Les grandes lignes de la future réforme de la fiscalité ont été révélées la semaine dernière : aménagement de l’ISF et suppression du bouclier fiscal .
A l’inverse du bouclier fiscal appelé à disparaître, l’Impôt de solidarité sur la fortune ne sera finalement pas supprimé. Son seuil d’entrée sera toutefois relevé de 790.000 à 1,3 million d’euros de patrimoine. « Cet impôt ne comportera par ailleurs plus que deux tranches et le montant des taxes sera moins élevé, explique 20 minutes le 13 avril. Le barème sera de 0,25 % entre 1,3 et 3 millions d’euros et 0,5 % au-delà ». « Ces aménagements, précise le même jour l’Expansion.com, devraient permettre à 300.000 contribuables, souvent redevables de l’ISF à cause de la flambée des prix de l’immobilier, de ne plus y être assujettis. Ils épargnent également quelque 200.000 autres ménages sur le point de basculer dans l’ISF. » Les Échos soulignent le lendemain un autre aspect pratique : « Fixée au 15 juin, la date de paiement de l’ISF pourrait être reportée au 15 septembre, pour laisser le temps au parlement de voter la loi ». Décision avant le 11 mai, date du Conseil des Ministres qui examinera le texte.
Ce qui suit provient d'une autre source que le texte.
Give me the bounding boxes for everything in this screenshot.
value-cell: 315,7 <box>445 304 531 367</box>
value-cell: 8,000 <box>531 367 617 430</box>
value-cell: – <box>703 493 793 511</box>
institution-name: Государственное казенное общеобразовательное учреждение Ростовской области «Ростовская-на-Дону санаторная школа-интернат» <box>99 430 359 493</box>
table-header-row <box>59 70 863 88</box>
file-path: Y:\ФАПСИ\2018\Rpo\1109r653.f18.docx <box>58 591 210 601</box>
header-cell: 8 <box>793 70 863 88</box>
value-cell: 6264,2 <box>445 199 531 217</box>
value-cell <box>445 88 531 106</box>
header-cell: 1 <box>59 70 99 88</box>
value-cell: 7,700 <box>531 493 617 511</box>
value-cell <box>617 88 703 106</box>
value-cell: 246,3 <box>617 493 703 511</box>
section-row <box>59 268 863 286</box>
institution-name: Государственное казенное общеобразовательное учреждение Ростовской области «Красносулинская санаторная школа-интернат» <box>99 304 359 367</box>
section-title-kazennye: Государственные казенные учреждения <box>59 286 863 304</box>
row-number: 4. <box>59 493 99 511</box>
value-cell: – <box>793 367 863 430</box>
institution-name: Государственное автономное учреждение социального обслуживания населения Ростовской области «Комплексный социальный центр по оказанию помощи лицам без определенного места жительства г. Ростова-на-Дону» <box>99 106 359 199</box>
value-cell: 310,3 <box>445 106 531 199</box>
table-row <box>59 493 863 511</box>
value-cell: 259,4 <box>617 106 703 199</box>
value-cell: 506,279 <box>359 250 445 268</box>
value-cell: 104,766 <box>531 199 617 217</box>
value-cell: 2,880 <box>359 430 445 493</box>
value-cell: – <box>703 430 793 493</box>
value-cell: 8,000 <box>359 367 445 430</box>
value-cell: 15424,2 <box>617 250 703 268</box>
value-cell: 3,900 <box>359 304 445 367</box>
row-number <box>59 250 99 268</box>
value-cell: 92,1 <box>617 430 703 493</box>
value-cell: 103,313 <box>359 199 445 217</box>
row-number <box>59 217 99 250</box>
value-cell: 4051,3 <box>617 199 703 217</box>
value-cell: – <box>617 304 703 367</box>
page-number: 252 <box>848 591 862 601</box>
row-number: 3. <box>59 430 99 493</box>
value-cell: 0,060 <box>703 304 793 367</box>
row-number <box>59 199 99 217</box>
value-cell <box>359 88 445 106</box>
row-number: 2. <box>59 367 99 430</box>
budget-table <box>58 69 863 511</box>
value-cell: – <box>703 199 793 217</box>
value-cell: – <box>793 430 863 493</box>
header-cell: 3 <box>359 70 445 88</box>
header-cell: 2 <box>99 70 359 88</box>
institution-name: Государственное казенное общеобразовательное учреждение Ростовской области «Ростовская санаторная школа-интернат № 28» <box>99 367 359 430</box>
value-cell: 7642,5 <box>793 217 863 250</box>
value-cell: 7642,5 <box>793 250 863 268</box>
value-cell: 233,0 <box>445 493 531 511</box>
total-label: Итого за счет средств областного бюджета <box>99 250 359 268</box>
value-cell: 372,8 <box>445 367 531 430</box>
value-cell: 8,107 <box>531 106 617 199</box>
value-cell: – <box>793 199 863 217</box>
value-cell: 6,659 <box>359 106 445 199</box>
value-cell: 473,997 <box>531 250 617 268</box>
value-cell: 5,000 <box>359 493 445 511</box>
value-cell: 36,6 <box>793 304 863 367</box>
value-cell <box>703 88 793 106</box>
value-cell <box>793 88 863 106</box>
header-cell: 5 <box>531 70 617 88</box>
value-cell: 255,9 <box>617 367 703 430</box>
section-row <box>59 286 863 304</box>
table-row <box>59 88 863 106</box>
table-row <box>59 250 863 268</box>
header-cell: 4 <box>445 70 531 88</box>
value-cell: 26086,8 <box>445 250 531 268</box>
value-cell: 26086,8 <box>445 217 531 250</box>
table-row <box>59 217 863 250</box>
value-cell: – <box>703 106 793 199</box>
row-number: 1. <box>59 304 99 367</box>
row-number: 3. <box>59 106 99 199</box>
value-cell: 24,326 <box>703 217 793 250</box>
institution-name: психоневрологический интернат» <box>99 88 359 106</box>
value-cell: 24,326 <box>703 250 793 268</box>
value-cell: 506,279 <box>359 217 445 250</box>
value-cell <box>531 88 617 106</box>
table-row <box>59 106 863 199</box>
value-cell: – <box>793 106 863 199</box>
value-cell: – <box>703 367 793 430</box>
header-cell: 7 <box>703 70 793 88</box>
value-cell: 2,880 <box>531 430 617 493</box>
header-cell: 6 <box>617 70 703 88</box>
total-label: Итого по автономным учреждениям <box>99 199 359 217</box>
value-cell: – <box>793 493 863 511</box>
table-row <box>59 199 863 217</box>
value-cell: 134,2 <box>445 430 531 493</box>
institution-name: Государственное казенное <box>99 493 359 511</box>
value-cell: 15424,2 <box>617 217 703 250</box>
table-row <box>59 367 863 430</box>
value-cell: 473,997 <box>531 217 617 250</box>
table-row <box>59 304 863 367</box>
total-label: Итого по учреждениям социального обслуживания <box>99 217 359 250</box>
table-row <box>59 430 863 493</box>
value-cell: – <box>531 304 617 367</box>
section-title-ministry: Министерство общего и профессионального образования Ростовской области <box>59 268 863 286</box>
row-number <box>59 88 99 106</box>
Nouvelles menaces sur la TVA
L’Organisation de coopération et de développement économiques souhaite la suppression de la TVA à 5,5 % pour les dépenses d’entretien et de rénovation. L’OCDE, explique le Moniteur.fr dans son édition du 12 avril, préconise « une augmentation dans la perspective d’une convergence avec l’Allemagne en matière de TVA ». Pour Patrick Liébus, le président de la Confédération de l’artisanat et des petites entreprises du bâtiment (Capeb) cité par le Figaro du 11 avril, ce relèvement « entraînerait la perte de 40.000 à 50.000 emplois. Le gouvernement se tirerait une balle dans le pied au moment où il y a 2,7 millions de chômeurs ». L’OCDE, complète Batiactu, suggère également de continuer à « élaguer les niches fiscales et sociales inefficaces et (…) de relever les impôts les moins nocifs ».
La hausse s’amplifie
La hausse des taux des crédits immobiliers s’est poursuivie le mois dernier. C’est en tout cas ce qu’a constaté l’Observatoire du financement des marchés résidentiels Crédit Logement/CSA, qui estime le taux moyen à 3,67 % contre 3,53 % en février. Ainsi, raconte le nouvel Obs, le 11 avril, sur son site Internet, « si en décembre dernier 98 % des emprunteurs obtenaient un crédit immobilier avec un taux sous les 4 %, ils ne sont plus que 69,4 % en mars. » Autre conséquence, mise en avant trois jours plus tard par Challenges.fr : « Pour la grande majorité des acheteurs, le financement devient de plus en plus acrobatique. Ils doivent désormais consacrer presque 4 années de revenus à leur achat, contre seulement 3,5 il y a dix-huit mois ».